The Limits of Local Search for the Maximum Weight Independent Set Problem in d-Claw Free Graphs

We consider the Maximum Weight Independent Set Problem (MWIS) in $d$-claw free graphs, i.e. the task of computing an independent set of maximum weight in a given $d$-claw free graph $G=(V,E)$ equipped with a positive weight function $w:V\rightarrow\mathbb{R}_{>0}$. For $k\geq 1$, the MWIS in $k+1$-claw free graphs generalizes the weighted $k$-Set Packing Problem. Given that for $k\geq 3$, this problem does not permit a polynomial time $o(\frac{k}{\log k})$-approximation unless $P=NP$, most previous algorithms for both weighted $k$-Set Packing and the MWIS in $d$-claw free graphs rely on local search. For the last twenty years, Berman's algorithm SquareImp, which yields a $\frac{d}{2}+\epsilon$-approximation for the MWIS in $d$-claw free graphs, has remained unchallenged for both problems. Recently, it was improved by Neuwohner, obtaining an approximation guarantee slightly below $\frac{d}{2}$, and inevitably raising the question of how far one can get by using local search. In this paper, we finally answer this question asymptotically in the following sense: By considering local improvements of logarithmic size, we obtain approximation ratios of $\frac{d-1+\epsilon_d}{2}$ for the MWIS in $d$-claw free graphs for $d\geq 3$ in quasi-polynomial time, where $0\leq \epsilon_d\leq 1$ and $\lim_{d\rightarrow\infty}\epsilon_d = 0$. By employing the color coding technique, we can use the previous result to obtain a polynomial time $\frac{k+\epsilon_{k+1}}{2}$-approximation for weighted $k$-Set Packing.
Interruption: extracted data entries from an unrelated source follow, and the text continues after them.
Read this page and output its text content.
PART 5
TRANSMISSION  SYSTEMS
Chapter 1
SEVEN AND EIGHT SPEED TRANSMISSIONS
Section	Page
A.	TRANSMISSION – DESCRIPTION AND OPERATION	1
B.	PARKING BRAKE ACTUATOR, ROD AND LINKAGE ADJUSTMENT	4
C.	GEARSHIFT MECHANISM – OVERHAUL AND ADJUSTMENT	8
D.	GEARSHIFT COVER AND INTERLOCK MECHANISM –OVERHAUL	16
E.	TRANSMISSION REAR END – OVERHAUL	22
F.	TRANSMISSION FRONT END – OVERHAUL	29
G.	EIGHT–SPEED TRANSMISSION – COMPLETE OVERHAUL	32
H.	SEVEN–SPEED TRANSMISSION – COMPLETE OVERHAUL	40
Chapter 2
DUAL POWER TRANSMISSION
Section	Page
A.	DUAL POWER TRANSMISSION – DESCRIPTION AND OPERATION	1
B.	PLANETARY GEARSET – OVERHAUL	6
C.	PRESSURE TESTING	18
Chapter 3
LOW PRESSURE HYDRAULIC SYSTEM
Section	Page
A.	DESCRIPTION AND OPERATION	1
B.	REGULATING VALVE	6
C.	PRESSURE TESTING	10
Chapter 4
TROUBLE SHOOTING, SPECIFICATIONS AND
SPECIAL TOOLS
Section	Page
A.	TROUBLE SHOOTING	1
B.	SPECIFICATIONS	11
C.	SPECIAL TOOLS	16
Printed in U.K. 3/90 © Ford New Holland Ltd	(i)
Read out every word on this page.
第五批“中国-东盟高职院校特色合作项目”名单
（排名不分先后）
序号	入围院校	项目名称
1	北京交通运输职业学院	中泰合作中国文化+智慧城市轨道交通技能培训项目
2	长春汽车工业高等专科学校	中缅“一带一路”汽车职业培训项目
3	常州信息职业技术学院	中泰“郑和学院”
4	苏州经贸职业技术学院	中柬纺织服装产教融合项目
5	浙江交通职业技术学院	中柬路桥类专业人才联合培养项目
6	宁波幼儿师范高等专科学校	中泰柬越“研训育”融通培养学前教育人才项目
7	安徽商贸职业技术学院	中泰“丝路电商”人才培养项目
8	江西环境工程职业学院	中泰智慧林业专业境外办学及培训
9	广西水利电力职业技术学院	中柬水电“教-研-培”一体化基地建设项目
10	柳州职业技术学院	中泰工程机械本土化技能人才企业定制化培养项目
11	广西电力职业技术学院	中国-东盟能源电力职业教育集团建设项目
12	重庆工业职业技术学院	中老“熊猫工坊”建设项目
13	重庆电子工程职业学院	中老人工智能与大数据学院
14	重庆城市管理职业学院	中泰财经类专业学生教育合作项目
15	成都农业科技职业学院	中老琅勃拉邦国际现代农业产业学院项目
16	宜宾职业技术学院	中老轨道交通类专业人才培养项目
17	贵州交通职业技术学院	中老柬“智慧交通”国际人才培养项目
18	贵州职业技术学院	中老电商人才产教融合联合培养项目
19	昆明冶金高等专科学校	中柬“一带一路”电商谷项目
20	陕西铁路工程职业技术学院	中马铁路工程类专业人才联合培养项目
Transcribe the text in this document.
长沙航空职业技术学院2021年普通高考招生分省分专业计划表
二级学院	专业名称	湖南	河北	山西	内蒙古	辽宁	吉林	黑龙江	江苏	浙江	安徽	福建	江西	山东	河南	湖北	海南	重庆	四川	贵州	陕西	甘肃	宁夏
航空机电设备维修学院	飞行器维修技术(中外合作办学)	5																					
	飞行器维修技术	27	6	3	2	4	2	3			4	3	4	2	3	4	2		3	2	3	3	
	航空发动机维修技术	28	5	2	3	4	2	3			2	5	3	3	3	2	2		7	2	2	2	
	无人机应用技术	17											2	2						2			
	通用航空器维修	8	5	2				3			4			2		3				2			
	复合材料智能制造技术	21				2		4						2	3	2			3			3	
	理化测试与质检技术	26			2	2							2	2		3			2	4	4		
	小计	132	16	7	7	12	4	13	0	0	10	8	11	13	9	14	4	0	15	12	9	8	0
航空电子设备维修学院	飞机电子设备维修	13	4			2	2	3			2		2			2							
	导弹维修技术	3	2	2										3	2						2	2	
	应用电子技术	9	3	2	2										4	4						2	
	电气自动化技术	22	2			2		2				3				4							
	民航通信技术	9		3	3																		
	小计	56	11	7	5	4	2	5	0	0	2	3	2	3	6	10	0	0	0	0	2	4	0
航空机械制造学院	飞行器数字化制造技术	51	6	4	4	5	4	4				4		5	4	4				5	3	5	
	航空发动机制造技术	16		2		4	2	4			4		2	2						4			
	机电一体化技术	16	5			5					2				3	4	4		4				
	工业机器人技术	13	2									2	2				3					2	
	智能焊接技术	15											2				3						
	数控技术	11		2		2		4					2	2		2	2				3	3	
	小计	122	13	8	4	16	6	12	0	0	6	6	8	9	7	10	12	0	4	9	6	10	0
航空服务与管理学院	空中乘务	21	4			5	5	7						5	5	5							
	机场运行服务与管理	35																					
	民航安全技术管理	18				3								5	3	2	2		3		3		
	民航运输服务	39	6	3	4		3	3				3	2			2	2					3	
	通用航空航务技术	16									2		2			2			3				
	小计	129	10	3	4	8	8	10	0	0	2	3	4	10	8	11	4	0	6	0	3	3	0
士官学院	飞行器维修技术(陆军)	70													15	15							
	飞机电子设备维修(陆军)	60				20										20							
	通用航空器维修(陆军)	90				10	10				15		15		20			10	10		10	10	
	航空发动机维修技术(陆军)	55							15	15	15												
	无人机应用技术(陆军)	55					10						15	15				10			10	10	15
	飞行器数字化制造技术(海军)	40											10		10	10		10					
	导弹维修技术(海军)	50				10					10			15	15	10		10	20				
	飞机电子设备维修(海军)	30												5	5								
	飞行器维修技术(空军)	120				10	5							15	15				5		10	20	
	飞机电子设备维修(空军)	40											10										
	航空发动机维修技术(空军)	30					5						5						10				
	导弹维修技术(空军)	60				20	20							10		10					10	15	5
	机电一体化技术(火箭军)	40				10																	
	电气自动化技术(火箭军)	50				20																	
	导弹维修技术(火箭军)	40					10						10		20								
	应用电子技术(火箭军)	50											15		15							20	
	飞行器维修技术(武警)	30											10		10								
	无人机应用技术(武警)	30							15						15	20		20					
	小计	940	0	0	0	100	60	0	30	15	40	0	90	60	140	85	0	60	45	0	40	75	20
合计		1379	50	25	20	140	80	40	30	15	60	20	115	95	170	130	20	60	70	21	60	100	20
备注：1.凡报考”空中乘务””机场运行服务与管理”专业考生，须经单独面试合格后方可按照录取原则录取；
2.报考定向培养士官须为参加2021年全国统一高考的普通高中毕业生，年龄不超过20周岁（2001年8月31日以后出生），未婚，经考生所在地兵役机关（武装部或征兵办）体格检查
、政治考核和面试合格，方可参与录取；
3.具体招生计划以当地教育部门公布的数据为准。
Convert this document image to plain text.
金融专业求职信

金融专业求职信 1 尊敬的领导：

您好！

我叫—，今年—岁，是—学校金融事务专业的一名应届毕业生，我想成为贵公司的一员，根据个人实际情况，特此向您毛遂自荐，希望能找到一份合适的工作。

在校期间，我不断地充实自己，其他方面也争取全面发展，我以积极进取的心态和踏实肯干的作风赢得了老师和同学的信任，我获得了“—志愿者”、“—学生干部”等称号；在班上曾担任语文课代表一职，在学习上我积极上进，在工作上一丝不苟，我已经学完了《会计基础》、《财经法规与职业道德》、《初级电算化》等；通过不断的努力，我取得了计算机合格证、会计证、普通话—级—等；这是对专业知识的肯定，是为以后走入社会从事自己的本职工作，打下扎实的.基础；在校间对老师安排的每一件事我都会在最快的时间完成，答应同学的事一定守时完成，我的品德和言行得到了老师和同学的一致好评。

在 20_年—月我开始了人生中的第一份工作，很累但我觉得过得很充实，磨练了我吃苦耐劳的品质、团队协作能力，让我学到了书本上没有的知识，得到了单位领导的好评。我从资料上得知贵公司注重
On the other hand, we provide examples showing that no local improvement algorithm considering local improvements of size $\mathcal{O}(\log(|\mathcal{S}|))$ with respect to some power $w^\alpha$ of the weight function, where $\alpha\in\mathbb{R}$ is chosen arbitrarily, but fixed, can yield an approximation guarantee better than $\frac{k}{2}$ for the weighted $k$-Set Packing Problem with $k\geq 3$.